When you place an order, you need to specify how long the order should be valid for. This is where Good Till Cancelled (GTC) and Day Order come in. That is, each order you place fall under either of this two types: with GTC, your order will run continuously until you cancel it while day order will cancel itself at the end of each trading day. Now back to the main purpose of this part of the article.
In this part, we will highlight how the other orders work using very basic examples that should be easily understood. They are:
Market Order: When a foreign exchange trader places a market order, he/ she is doing so to purchase currencies at the currently available prices – known as current spots. For example, if the current spot for EUR/USD is 1.06730 and you place a market order, this is the price you’ll get for it at that moment.
Limit Order: With this, you are giving an instruction to deal if a market moves to a favourable level. This sort of order is often used to take profit on an existing position but can also be used to establish a new one. For example, EUR/ USD is trading at 1.0690/94 and you believe the euro will get stronger while the EUR/USD will fall back to below 1.0650 before it goes any higher. Then you put a Limit Order to buy EUR/USD 1’000’000 at 1.0650. Your Limit Order will be executed only when EUR/USD is offered at 1.0650.

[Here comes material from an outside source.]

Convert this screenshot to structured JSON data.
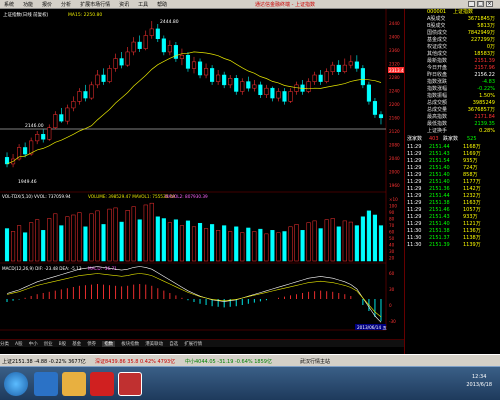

Stop Order: Is an instruction to deal if the market moves to a less favourable position. For example, if you bought a long USD/JPY position at 120.65 and you want to prevent loss should the value of USD/JPY starts to fall, what you need to do is to place a Stop Order to sell USD/JPY at say 120.0. This will close your position with a 50-pip lose.
One Cancels the Other (OCO) Order: Is a special type of order where a stop order and a limit order in the same market are linked together. With an OCO order, the execution of one of the two linked orders results in an automatic cancellation of the other.
If Done Order: This type of order is a two-part order, in which the execution of one part occurs only when the order has been completed. Here, the first part (which is only a Limit) is created in an active state while the second (can be either a Stop, a Limit, or and OCO) is created in a dormant state. When the desired price is reached for part 1, it will be activated and the second will then be activated.
Loop Order: Has to do with repeating a certain order in the hope that a cyclical movement in the market would result in profit. Like the OCO, it is a pair of orders (except in this case they are matching orders) where the first part is active and the other dormant. When the desired price is reached by the dormant order, it will be executed thereby causing the second to become active and a new order is setup in a dormant state. This process repeats itself until explicitly cancelled; hence the name Loop Order.
For a beginner, understanding each of these orders and knowing exactly when to place them can be somewhat challenging. However, with a bit of practice and time, you should be able to master it with ease to maximise profit.